BANGKOK — The Bangkok Film Market fizzled to a damp end Wednesday as thunder clouds outside the Siam Paraqon complex unleashed a torrent of rain on the Thai capital and movie execs scuttled off to airports and shopping trips. The well-documented financial and pre-show organizational problems of the Bangkok Intl. Film Festival appeared to have spilled over to the three-day market, now in its fourth year. International presence was thin and attendance was scarcely essential for any genre of participant.
Sellers heavily outnumbered buyers and there was an almost total lack of major transactions. Vast majority of exhibitors were Thai companies, with facilities and tech firms exceeding movie sales specialists.

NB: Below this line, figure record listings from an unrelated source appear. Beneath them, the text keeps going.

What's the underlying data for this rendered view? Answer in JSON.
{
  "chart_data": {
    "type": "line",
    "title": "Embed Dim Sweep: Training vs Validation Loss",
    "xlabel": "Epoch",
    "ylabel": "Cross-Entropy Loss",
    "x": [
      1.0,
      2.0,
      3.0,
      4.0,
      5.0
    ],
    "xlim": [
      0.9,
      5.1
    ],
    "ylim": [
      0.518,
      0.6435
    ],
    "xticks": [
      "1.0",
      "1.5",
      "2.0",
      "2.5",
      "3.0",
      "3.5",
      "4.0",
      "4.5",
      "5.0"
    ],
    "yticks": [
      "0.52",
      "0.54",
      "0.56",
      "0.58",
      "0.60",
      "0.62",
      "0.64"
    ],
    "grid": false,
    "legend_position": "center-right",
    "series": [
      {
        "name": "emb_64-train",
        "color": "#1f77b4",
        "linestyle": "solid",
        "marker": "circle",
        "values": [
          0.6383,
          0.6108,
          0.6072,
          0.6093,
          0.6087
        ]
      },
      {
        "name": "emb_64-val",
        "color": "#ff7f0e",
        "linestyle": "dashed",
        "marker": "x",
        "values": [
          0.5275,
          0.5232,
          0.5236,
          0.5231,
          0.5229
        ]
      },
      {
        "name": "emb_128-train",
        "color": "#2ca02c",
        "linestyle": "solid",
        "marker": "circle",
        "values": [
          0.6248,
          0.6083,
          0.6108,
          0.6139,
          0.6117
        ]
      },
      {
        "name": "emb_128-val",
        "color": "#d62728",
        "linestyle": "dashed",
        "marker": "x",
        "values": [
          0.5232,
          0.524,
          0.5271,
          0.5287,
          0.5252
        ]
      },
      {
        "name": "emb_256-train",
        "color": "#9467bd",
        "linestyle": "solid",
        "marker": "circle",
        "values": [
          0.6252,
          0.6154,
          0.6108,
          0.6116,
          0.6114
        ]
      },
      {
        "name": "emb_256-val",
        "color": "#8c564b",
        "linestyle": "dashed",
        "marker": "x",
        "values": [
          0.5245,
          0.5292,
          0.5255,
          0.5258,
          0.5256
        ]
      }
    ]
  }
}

The bigger Thai studios did not use BFM to unveil new titles, preferring to hold off until South Korea’s Pusan event or the American Film Market, both in the fall. Many other firms selling rights appeared to be little more than single movie production shingles.
“It could have been better in many ways,” Phailin Amnuaiporn of Thai studio GMM Tai Hub said. “Slow,” another leading Thai player Five Star Prods.’ Amy Iamphungphorn said. “There were so few buyers.”
“We’ve been busy with our existing clients and sold some films,” Right Beyond’s deputy MD Vareerat Prichavongwaikul said. “But we did not meet any new clients.”
“It was not as organized as before,” MonoFilm exec Rachel Prapeimporn Jamawatr said.
Like the fest, which continues through the weekend, the market had to switch management in the past months as government coin shrank and local bodies took over.
Mart was handled by the Federation of National Film Assn. of Thailand with finance from the Tourism Authority of Thailand. Reduced budget meant fewer invitations to foreign buyers and sellers.
Strong presence of buyers representing Indian distribbers was nevertheless a pleasant surprise for some.
Otherwise most distribs were from South East Asia, with a smattering from Taiwan, Japan and South Korea.
The almost total lack of European buyers was noted in many quarters and Bey Logan, representing the Weinstein Co., was sole scout for a big name North American label.
“It would have been difficult for Thailand to have made the market better than it was, because of the politics,” Vietnam Media Corp.’s manager of sales and acquisitions Nguyen Thi Bao Mai said.
She did not complete any deals but followed up on transactions agreed at previous fests. Others were markedly less charitable.
“Every year we are told it will be better next year. But it is not,” said one local Thai exec who asked not to be named.
Several suggested that market’s poor perf will add to the debate about Thailand’s showcase events and the channels through which government funding is directed to the local movie industry.
“We might have been better simply giving the Baht 80 million ($2.75 million that the festival and market supposedly cost) directly to the Thai film industry,” said another exec.